“Sometimes dead is better” is the oft-quoted line from “Pet Semetary,” Stephen King’s terrifying 1983 novel. The story was adapted for a decent enough 1989 film by Mary Lambert and has now been remade by Kevin Kolsch and Dennis Widmyer, who were responsible for the grim “Starry Eyes.”
In the case of this film, that mantra is appropriate. Despite some decent elements – Jason Clarke’s performance, John Lithgow’s supporting role and some spooky cinematography – this is a story that didn’t need to be told again. While this remake tries to set itself apart from the original – there’s a twist in this one regarding which family member ends up terrorizing the others – it still feels too similar to the original film. The credits even feature the same song (which I’ve always liked, by the way), although this time it’s performed by Joan Jett, rather than the Ramones.

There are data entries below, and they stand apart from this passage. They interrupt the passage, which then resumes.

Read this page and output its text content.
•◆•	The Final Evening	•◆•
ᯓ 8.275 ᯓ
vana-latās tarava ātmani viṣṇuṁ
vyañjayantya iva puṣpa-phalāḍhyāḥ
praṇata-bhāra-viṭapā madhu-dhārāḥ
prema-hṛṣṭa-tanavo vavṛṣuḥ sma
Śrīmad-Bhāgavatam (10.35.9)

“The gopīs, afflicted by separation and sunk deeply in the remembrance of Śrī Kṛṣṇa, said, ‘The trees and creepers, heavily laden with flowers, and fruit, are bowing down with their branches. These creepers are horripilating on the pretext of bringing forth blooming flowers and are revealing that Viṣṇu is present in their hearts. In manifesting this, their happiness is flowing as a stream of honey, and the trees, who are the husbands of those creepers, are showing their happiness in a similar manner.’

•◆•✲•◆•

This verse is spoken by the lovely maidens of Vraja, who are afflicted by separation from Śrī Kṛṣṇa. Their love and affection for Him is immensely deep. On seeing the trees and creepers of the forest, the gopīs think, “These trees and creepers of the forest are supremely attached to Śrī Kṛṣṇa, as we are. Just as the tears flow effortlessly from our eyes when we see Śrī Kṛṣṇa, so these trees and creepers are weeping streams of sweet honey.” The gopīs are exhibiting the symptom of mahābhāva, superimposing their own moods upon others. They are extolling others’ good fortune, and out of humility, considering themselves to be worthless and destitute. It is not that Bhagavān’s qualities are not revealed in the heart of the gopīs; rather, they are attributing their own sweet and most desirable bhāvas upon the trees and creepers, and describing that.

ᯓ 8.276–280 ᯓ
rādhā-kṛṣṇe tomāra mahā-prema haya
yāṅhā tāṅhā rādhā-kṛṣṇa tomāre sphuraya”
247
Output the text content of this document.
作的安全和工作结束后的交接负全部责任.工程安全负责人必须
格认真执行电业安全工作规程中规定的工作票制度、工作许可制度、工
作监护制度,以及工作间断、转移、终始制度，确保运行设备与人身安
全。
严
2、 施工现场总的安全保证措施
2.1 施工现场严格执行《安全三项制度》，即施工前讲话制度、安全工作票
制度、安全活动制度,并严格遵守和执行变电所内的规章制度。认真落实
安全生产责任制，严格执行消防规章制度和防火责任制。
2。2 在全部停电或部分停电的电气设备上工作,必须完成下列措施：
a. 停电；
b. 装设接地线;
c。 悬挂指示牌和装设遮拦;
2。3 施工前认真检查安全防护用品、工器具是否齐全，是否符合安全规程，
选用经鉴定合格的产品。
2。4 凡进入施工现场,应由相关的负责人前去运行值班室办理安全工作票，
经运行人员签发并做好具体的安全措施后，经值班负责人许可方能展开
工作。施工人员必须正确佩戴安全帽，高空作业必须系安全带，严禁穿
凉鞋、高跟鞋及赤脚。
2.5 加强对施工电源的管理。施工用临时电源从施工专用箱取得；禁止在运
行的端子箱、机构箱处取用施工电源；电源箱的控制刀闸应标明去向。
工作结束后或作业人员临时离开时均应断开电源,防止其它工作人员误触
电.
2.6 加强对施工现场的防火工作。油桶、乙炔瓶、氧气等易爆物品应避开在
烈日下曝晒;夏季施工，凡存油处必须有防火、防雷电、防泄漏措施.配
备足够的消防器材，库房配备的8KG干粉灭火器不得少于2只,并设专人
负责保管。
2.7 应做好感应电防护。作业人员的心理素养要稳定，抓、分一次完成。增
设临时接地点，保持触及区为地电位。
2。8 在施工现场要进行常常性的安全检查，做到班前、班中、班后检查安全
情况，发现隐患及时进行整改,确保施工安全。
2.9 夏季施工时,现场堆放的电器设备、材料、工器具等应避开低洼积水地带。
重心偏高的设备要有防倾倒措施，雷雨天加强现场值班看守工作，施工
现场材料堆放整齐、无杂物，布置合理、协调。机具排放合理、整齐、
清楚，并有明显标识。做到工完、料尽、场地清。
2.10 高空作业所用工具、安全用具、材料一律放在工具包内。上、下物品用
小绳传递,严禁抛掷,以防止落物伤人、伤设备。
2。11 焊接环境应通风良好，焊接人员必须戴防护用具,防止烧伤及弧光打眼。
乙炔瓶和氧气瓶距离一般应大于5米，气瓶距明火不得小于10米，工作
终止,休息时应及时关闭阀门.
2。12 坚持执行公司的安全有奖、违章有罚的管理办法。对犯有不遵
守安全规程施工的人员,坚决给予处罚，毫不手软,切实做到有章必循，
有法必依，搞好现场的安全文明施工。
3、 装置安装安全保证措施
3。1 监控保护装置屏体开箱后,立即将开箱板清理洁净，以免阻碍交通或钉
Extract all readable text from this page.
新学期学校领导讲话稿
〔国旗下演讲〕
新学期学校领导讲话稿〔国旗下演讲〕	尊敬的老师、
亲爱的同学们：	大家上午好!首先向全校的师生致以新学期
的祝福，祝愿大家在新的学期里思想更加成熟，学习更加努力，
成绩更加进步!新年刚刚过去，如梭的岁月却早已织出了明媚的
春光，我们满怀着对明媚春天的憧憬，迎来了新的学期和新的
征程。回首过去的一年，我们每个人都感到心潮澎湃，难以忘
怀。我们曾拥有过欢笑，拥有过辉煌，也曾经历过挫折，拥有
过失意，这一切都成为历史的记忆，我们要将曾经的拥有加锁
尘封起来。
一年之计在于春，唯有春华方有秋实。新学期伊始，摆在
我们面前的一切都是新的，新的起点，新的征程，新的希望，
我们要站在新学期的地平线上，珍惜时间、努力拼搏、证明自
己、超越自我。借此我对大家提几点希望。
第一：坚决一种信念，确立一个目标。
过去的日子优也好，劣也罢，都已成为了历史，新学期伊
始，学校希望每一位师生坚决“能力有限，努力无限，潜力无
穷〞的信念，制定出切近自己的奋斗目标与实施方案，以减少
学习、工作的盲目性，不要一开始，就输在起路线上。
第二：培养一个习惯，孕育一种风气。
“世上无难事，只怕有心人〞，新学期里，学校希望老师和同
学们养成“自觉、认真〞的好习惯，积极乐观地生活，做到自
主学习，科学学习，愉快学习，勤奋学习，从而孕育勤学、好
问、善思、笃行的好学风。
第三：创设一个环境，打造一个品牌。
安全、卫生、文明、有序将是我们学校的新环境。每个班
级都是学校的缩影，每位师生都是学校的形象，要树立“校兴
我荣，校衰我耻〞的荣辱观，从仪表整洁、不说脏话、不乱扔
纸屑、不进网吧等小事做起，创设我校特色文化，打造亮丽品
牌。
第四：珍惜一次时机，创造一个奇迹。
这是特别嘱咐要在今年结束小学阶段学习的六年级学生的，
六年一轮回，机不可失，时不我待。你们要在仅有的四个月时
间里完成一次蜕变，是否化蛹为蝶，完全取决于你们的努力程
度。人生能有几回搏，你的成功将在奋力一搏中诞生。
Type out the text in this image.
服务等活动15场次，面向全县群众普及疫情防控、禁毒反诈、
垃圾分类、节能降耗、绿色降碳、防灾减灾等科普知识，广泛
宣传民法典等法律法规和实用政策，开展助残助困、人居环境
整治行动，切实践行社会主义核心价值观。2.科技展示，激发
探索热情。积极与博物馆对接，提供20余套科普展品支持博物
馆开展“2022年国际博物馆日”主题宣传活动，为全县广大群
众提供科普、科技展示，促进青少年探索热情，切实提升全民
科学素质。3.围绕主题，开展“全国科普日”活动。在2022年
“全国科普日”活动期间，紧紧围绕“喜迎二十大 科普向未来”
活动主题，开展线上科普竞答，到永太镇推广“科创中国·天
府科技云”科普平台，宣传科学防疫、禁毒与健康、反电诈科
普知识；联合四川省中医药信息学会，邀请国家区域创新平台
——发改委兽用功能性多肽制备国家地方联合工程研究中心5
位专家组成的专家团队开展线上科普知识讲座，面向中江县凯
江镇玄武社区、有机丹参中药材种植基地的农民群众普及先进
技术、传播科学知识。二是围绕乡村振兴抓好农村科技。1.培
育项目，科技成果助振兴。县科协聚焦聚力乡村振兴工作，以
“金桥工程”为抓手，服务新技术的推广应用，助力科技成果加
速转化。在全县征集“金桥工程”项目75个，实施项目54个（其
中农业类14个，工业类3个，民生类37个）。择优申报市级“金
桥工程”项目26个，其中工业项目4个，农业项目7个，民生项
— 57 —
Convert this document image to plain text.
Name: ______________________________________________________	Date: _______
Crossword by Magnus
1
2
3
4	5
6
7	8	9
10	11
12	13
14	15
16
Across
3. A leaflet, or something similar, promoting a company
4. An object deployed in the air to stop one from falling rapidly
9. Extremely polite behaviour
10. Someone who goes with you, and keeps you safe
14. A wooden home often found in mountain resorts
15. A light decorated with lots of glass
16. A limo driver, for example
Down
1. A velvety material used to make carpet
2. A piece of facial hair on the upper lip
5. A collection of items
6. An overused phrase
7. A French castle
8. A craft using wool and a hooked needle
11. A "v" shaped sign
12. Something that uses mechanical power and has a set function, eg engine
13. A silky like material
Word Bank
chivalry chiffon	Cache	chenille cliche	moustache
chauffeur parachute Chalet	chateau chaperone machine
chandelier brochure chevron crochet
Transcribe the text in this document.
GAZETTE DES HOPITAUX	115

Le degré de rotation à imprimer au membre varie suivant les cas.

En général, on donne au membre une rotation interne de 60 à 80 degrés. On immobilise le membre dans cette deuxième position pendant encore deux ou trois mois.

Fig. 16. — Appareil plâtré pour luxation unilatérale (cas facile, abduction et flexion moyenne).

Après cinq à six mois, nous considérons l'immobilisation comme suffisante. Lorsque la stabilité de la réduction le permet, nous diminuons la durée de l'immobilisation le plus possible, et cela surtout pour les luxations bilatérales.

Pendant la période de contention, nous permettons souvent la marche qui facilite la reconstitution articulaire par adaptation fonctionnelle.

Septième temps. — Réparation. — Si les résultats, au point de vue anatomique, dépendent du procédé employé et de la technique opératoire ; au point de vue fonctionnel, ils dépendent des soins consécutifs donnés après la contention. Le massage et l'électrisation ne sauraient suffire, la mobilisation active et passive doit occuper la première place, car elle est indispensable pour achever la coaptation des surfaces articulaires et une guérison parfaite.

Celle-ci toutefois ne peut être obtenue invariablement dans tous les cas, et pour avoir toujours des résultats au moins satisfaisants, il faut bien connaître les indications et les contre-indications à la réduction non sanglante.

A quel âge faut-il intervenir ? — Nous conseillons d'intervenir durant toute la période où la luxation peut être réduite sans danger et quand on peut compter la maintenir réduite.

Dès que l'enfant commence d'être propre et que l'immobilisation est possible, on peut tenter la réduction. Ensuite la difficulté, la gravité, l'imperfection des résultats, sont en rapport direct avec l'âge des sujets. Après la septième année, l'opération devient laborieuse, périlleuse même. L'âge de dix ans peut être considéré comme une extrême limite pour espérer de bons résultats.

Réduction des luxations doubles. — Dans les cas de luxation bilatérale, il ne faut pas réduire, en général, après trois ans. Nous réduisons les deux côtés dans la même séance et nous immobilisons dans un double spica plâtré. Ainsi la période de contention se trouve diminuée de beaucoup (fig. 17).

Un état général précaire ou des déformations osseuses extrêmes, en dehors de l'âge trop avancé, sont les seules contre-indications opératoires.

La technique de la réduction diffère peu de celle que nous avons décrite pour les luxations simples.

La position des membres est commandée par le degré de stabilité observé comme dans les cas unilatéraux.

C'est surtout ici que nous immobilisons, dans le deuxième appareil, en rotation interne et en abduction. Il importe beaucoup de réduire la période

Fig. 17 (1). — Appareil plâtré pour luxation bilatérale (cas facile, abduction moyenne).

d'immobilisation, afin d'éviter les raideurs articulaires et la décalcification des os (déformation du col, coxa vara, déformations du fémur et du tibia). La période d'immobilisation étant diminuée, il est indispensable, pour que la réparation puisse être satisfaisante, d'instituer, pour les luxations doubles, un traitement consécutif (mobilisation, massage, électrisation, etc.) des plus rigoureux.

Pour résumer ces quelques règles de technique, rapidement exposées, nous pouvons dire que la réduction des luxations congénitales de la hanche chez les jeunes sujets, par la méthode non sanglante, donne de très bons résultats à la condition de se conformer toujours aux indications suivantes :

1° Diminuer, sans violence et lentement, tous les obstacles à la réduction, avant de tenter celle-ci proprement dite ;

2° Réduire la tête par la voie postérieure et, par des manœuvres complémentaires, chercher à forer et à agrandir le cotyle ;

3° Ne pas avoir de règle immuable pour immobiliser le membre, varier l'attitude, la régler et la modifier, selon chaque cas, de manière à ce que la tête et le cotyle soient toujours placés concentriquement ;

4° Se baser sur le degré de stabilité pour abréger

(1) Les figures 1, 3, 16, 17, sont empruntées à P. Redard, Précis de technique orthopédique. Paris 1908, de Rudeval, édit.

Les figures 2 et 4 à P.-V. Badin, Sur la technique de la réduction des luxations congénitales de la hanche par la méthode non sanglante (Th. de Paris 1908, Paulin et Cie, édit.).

In the film, doctor Louis Creed (Clarke) moves his family to a large, secluded home in a rural Maine town to have more family time together, although I’m not sure the end result is what Louis and his wife, Rachel (Amy Seimetz), had in mind. The Creeds’ two children include precocious Ellie (Jete Laurence) and young Gage (Hugo Lavoie).
There are some early indicators that things aren’t quite right. A particularly grisly emergency room scene leaves Louis unsettled, and soon the Creeds’ cat, Church, is struck by one of the massive trucks that disturbingly fly by the family’s property on an abandoned road at seemingly regular intervals. Louis’s friendly neighbor, Jud (Lithgow, taking over the Fred Gwynne role), notes that there’s a place where Louis can bury the beloved pet and get some surprising results.
Of course, Church comes back from the dead, but is less friendly. Shortly thereafter, a tragedy leads to Louis visiting the burial site – whose powers are never fully explained, but not to the story’s detriment as it lends some mystery to the tale – a second time. As a result, the family unravels in horrifying ways.
King’s book was especially terrifying, not only for the creepy supernatural element guiding it, but also because of how unapologetically dark it was. It was a more gruesome take on the short story “The Monkey’s Paw,” but it was loaded with ambiance and King’s excellent use of characterization and sense of place. This new cinematic version of the story is an excuse for numerous jump scares – one of my least favorite filmmaking tactics – and a particularly bleak ending, which also differs from the book or original film version.
I appreciate that the filmmakers added some variety to the story, but they haven’t really expanded it in any meaningful way – as Stanley Kubrick did with his remarkable adaptation of King’s “The Shining” – or improved upon the original film. Rather, this “Pet Semetary” is merely one in a long line of mediocre Stephen King adaptations.